Oral Presentation 9th Australasian Vaccines & Immunotherapeutics Development Meeting 2022

Enhancing Chimeric Antigen Receptor T cell efficacy against brain tumours with dual-targeting receptors (#30)

Hannah E Hughes-Parry 1 2 , Melinda Iliopoulos 1 , Kathy A Watson 1 , Andrew J Kueh 1 , Marco J Herold 1 2 , Ryan S Cross 1 , Misty R Jenkins 1 2 3
  1. The Walter and Eliza Hall Institute of Medical Research, Parkville, VIC, Australia
  2. The Department of Medical Biology, The University of Melbourne, Parkville, VIC, Australia
  3. Institute for Molecular Science, La Trobe University, Bundoora, VIC, Australia

The heterogeneity of solid tumours is a significant obstacle to the response and long-term remission of patient malignancies following Chimeric Antigen Receptor (CAR) T cell immunotherapy in the clinic. While long-term remission has been achieved against haematological cancers, relapses have frequently occurred several months post-treatment due to antigen escape, and solid tumour responses have been less effective1. Therefore, to improve solid tumour elimination and prevent relapse, CAR T cell immunotherapy may be improved by the targeting of multiple tumour-associated antigens through dual-specific CAR T cells, in which T cells are engineered to express CARs against multiple antigens. Existing studies have observed significant improvements over single-specific CAR T cells2,3; however, few studies have interrogated the underlying biology in immune competent systems.

 

Therefore, we generated dual-targeting CAR T cells using Her2 and EGFRvIII model tumour antigens and assessed their cytotoxic function against different heterogeneous tumour targets in in vitro killing assays. We observed that dual-specific CAR T cells exhibit enhanced killing of heterogeneous tumour cells compared to single-specific and pooled single-specific CAR T cells. This enhanced ability for multi-antigen targeting T cells to eliminate heterogeneous tumours allows for more complete clearance of the entire tumour cell population and may subsequently mitigate opportunities for antigen escape.

 

To further explore the utility of multitargeting tumour antigens in vivo, we used CRISPR technology to generate an immunocompetent mouse model (RHEO), tolerant to human Her2, EGFRvIII and OVA, to evaluate dual-targeted CART cell immunotherapy approaches.

 

Here, we will present this novel RHEO mouse model, and the characterised subcutaneous and intracranial growth of several solid tumour models. We will discuss new approaches to tackling heterogeneous solid tumours, such as glioblastoma, and present unpublished findings on the utility of targeting multiple tumour antigens simultaneously in the context of an intact immune system.
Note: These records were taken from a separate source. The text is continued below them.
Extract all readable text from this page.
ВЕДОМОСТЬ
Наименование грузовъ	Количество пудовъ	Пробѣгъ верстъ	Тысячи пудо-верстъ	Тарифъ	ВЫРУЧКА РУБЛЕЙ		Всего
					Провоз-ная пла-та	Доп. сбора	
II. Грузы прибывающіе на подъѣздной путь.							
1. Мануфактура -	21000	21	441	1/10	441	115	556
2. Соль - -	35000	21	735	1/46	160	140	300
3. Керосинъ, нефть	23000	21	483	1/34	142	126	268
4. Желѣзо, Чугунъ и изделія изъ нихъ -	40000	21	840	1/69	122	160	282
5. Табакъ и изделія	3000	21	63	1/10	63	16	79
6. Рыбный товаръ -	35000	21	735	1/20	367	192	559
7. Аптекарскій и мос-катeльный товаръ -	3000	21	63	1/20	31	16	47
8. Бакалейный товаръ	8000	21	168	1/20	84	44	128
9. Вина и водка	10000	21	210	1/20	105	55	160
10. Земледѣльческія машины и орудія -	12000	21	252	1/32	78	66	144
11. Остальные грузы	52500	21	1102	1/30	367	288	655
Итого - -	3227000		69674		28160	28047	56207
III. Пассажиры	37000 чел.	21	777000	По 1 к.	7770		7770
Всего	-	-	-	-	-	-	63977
  1. 1. O'Rourke, D.M.; Nasrallah, M.P.; Desai, A.; Melenhorst, J.J.; Mansfield, K.; Morrissette, J.J.D.; Martinez-Lage, M.; Brem, S.; Maloney, E.; Shen, A., et al. A single dose of peripherally infused EGFRvIII-directed CAR T cells mediates antigen loss and induces adaptive resistance in patients with recurrent glioblastoma. Sci Transl Med 2017, 9, doi:10.1126/scitranslmed.aaa0984.
  2. 2. Ruella M, Barrett DM, Kenderian SS, et al. Dual CD19 and CD123 targeting prevents antigen-loss relapses after CD19-directed immunotherapies. The Journal of Clinical Investigation 2016; 126: 3814-3826.
  3. 3. Hegde M, Corder A, Chow KKH, et al. Combinational Targeting Offsets Antigen Escape and Enhances Effector Functions of Adoptively Transferred T cells in Glioblastoma. Molecular Therapy 2013; 21: 2087-2101.